Ruth Davenport ya había aceptado que esa sería su última oportunidad. El doctor Greenwood, por razones profesionales, no lo hubiese dicho tan claramente, aunque después de dos abortos, no podía recomendarle a su paciente que corriera el riesgo de volver a quedarse embarazada.
Robert Davenport, en cambio, no estaba ligado por las mismas reglas profesionales y, cuando se enteró de que su esposa estaba embarazada por tercera vez, había actuado con su brusquedad habitual.
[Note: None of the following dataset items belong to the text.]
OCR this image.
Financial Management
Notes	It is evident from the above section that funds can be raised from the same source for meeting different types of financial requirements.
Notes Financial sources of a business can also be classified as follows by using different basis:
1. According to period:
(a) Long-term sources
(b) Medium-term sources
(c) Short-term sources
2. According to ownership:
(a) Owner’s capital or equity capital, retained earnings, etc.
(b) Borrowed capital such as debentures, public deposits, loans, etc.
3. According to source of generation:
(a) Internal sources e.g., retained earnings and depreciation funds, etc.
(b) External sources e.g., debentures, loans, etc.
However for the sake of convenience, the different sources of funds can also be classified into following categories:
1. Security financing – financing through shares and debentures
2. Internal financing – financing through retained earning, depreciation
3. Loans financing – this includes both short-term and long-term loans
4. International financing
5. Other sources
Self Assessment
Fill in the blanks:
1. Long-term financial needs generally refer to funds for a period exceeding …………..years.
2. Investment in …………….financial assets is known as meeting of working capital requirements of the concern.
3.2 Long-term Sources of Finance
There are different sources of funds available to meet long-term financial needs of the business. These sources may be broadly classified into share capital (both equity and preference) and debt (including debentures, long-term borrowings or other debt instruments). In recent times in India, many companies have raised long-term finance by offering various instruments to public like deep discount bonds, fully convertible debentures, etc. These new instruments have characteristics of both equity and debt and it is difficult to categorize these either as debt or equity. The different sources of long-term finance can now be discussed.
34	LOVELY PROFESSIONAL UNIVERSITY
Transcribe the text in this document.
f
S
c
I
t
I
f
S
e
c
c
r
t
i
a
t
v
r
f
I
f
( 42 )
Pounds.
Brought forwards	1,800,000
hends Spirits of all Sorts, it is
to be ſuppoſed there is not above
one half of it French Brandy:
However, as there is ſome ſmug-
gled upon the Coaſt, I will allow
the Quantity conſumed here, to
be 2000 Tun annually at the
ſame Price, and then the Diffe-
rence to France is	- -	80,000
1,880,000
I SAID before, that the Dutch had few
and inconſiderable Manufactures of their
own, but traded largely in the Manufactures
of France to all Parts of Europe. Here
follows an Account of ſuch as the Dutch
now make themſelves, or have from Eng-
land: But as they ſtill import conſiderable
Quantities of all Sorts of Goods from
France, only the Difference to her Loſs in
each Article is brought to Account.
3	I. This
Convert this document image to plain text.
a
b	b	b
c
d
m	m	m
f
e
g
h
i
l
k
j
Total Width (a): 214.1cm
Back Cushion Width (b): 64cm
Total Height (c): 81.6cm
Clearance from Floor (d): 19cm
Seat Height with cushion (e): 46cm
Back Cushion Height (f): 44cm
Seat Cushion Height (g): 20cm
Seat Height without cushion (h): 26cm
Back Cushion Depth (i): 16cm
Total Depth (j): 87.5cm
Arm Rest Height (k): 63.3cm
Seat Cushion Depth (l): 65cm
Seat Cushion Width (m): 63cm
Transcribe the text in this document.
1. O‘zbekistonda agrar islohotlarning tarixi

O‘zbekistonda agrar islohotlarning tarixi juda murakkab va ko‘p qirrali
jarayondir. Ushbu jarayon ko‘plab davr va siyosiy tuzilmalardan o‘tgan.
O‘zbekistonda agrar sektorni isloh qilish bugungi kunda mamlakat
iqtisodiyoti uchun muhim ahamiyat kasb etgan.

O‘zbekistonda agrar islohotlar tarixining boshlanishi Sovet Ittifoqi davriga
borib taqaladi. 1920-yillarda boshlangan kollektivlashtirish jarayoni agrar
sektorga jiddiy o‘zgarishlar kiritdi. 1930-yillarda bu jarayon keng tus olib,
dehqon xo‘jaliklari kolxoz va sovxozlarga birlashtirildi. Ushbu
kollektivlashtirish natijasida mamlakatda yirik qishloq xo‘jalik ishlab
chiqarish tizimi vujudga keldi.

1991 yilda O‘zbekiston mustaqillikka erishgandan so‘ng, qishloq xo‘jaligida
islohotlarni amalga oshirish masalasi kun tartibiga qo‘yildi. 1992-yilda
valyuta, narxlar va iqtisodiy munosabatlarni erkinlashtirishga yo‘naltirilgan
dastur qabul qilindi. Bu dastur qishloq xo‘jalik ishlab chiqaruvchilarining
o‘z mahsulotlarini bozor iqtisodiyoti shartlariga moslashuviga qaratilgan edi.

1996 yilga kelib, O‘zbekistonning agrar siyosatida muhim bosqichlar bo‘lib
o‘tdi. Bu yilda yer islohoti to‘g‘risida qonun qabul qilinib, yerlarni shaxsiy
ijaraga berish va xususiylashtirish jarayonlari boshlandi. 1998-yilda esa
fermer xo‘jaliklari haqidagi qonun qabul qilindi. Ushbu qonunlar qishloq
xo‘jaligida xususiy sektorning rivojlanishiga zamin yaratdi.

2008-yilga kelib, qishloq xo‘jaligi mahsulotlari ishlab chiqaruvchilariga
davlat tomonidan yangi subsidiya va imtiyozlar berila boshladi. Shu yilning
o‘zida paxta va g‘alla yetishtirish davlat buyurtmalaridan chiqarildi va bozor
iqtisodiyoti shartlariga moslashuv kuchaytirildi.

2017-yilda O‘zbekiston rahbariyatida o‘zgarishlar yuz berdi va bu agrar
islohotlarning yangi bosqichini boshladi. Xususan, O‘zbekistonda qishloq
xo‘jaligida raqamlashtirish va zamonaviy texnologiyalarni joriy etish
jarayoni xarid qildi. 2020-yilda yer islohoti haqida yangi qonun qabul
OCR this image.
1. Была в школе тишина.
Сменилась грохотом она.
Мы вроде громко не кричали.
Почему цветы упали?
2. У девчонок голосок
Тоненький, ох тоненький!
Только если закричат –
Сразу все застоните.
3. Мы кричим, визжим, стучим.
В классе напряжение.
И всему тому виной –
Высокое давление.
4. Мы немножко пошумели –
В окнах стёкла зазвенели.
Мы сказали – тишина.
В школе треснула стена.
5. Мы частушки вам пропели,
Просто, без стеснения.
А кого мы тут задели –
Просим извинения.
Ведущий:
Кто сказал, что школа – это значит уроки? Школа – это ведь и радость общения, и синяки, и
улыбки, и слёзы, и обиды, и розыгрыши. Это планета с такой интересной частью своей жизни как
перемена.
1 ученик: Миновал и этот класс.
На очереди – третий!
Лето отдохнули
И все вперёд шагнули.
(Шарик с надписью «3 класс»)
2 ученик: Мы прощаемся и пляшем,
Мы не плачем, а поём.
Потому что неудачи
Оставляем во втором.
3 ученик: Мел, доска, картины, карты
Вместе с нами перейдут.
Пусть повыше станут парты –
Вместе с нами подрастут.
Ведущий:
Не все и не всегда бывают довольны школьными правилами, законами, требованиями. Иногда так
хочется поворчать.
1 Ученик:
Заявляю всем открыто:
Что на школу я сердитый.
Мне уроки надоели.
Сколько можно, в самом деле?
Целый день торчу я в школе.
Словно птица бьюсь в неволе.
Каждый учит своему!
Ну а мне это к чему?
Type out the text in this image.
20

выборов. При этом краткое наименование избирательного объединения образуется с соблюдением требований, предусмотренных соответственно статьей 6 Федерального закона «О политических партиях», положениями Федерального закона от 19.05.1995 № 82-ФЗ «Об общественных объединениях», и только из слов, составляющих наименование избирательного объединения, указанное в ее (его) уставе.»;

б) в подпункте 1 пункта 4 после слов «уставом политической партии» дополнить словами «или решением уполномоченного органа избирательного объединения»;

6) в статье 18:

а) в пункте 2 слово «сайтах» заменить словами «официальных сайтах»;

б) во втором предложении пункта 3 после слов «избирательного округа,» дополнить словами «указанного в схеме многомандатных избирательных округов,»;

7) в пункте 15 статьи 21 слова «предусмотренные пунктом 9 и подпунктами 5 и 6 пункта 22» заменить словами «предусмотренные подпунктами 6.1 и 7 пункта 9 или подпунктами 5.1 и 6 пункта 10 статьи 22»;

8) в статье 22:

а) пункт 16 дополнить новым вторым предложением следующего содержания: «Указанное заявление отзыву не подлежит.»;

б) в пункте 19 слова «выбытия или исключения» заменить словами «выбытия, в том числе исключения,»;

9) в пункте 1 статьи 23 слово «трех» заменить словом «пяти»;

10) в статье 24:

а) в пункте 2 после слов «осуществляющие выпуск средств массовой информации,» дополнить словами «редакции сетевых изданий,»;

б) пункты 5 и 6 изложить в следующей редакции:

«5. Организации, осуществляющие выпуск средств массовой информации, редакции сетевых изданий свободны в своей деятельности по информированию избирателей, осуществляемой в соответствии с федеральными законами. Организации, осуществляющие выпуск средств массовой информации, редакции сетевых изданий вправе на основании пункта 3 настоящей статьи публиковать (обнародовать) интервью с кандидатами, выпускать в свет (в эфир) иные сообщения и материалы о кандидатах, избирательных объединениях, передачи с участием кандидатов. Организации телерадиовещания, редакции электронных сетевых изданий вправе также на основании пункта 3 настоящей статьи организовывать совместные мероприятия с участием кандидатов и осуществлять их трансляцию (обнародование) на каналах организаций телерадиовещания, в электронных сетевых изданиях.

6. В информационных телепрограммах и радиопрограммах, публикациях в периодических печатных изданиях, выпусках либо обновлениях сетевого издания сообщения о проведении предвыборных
Sencillamente le dio un ultimátum: «Esta vez te lo tomarás con mucha calma», un eufemismo que equivalía a «no hagas nada que pueda perjudicar el nacimiento de nuestro hijo». Robert Davenport daba por hecho que su primer hijo sería un varón. También tenía claro que sería difícil, si no imposible, que su esposa se lo tomara con calma. Al fin y al cabo, era la hija de Josiah Preston y a menudo se decía que de haber sido Ruth un chico, ella, y no su marido, hubiese acabado dirigiendo Farmacéutica Preston. Ruth había tenido que conformarse con el premio de consolación cuando sustituyó a su padre como presidenta de la Fundación del Hospital San Patricio, una causa a la que la familia Preston llevaba vinculada cuatro generaciones.
Si bien algunos de los miembros más antiguos de la fundación tuvieron que ser convencidos de que Ruth Davenport era de la misma pasta que su padre, apenas transcurrieron unas semanas para que aceptaran la evidencia de que ella no solo había heredado la energía y el empuje del viejo, sino que él le había transmitido todo su considerable conocimiento y sabiduría, que con harta frecuencia se vuelca en el hijo único.
Ruth no se había casado hasta cumplir los treinta y tres años. Desde luego no había sido por falta de pretendientes, muchos de los cuales habían hecho lo indecible para declarar su amor eterno a la heredera de los millones de Preston. Josiah Preston no había necesitado explicarle a su hija el significado de la palabra «cazadotes», porque la verdad era que ella sencillamente no se enamoró de ninguno de ellos. De hecho, Ruth había comenzado a creer que nunca se enamoraría. Hasta que conoció a Robert.
Robert Preston había llegado a Farmacéutica Preston de Roche tras pasar por la Johns Hopkins y la Harvard Business School, lo que el padre de Ruth describió como la «vía rápida». Que Ruth recordara, había sido lo más cerca que el viejo había estado de utilizar una expresión moderna. Robert había sido nombrado vicepresidente a los veintisiete años; a los treinta y tres se convirtió en el presidente delegado más joven en la historia de la empresa y batió el récord que había fijado el propio Josiah. Esta vez Ruth se enamoró de un hombre que no se sentía abrumado o intimidado por el apellido Preston y sus millones. Cuando Ruth insinuó que quizá debía adoptar el nombre de la señora Preston-Davenport, Robert se había limitado a preguntarle: «¿Cuándo conoceré al tal Preston-Davenport que pretende impedirme que me convierta en tu marido?».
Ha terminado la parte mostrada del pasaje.